Consequently, we've created what I hope you'll agree is an epic, thrilling, and shocking finale that'll keep the fans guessing and speculating for years to come.

Then Being Human will belong to them. Once the credits on episode 6 roll, the future of all those characters will exist in the imagination of the audience, to do with as they please. But in a way, the show always did belong to the fans. Their tenacity, passion, and loyalty are what kept the show going and provided inspiration to everyone working on it.

I'm reminded of the scene in series 3, episode 8, with Mitchell and Herrick sitting in the car looking at the sunset. Herrick asks if Mitchell finds it amazing that soon this world will be theirs. And Mitchell says: "It always was."

(Yeah, and then he stakes him, I know. Ignore that bit.)

Rob Pursey, the show's executive producer, from Touchpaper Television, commented:
Working on Being Human has been a truly great experience.
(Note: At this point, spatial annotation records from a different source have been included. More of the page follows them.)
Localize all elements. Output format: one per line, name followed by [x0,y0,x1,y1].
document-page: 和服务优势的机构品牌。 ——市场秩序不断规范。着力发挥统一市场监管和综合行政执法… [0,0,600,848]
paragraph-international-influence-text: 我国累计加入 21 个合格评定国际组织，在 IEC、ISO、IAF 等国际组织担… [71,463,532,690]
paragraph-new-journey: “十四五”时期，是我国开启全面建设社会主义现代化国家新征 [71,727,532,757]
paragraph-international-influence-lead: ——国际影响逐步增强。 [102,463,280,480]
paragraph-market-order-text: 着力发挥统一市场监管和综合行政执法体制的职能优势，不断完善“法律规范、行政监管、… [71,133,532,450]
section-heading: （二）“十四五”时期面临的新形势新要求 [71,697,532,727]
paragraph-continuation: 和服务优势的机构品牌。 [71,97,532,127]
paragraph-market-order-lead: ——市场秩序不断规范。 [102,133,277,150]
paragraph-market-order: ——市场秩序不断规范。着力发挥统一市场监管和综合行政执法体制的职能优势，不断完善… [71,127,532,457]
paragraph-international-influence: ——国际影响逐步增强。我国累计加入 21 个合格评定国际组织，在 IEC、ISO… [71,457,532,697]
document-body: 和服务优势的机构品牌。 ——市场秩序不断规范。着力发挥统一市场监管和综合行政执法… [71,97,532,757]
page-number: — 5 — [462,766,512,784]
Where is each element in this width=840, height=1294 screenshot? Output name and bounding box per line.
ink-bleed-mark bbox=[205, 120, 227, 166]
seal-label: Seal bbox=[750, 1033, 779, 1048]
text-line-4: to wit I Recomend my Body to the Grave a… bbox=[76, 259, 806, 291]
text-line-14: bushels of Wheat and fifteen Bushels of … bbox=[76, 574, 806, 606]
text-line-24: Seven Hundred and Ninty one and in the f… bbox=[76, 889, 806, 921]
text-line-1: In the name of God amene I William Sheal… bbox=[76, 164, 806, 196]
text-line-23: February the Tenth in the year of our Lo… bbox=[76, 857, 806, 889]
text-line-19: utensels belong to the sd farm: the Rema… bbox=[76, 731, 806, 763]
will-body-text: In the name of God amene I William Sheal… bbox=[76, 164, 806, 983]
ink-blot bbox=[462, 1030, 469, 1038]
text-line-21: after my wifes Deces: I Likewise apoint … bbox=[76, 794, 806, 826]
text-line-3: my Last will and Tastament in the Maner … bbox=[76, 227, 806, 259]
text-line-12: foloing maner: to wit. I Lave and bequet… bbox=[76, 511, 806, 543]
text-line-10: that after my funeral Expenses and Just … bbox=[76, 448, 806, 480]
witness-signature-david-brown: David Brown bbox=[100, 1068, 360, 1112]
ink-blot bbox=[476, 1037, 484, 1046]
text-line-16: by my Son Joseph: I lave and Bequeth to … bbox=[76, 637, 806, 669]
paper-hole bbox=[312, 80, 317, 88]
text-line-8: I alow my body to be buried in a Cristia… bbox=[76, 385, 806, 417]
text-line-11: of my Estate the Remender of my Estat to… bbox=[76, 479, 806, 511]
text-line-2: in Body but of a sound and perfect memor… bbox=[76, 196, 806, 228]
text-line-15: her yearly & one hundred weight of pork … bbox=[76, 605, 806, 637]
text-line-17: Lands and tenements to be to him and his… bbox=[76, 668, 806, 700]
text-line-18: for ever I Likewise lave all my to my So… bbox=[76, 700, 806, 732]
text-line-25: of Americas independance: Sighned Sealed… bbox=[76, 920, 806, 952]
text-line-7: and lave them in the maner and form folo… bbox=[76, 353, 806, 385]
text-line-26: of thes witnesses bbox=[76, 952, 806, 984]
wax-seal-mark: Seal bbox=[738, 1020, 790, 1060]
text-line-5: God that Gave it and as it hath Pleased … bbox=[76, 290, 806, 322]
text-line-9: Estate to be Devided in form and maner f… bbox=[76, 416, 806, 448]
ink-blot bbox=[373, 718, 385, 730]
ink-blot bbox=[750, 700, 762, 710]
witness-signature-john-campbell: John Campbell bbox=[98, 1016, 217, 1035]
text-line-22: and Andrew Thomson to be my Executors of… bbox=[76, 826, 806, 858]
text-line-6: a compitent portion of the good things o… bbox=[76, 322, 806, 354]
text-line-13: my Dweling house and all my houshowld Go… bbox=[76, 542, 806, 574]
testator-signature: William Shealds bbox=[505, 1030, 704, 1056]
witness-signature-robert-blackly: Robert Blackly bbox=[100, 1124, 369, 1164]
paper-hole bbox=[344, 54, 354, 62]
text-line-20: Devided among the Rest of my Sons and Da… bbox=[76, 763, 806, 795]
From the first one-hour pilot, all the way through to this climactic series, we've been given real creative freedom and encouragement. It's a credit to BBC Three that such an unusual idea has been allowed to flourish and evolve in its own unique way.

I'd like to take the chance to thank Toby Whithouse for his incredible writing and storytelling; the other screenwriters who've made the series their own; the three producers who've nurtured the show; and the many directors who've helped us establish the show's unique tone. Being Human has also opened the door to new acting talent, including some incredibly exciting younger actors, which is a legacy we all feel proud of. We will miss Being Human, but feel inspired that there is a place for series like this on British television.

BBC Three controller Zai Bennett said:
Being Human has been a fantastic and faithful friend to BBC Three. It's featured some truly exceptional actors and storylines through the years and I'd like to thank Toby and the production team for their vision and passion. However, all good things come to an end and at BBC Three we're committed to breaking new shows and new talent and who better to pass that baton on than Toby?

A trailer emphasising the fact that Series 5 is the show's last one has been released by the BBC:


Episode two of the new - and now final - series will air on Sunday 10th February. Entitled Sticks And Rope, it will go out at 10pm.

Last Sunday's episode drew an average of 731,000 viewers - its lowest first-episode audience since the first series. Series 4's opener had 1.1 million viewers, Series 3's 1.37 million, and Series 2's 1.41 million.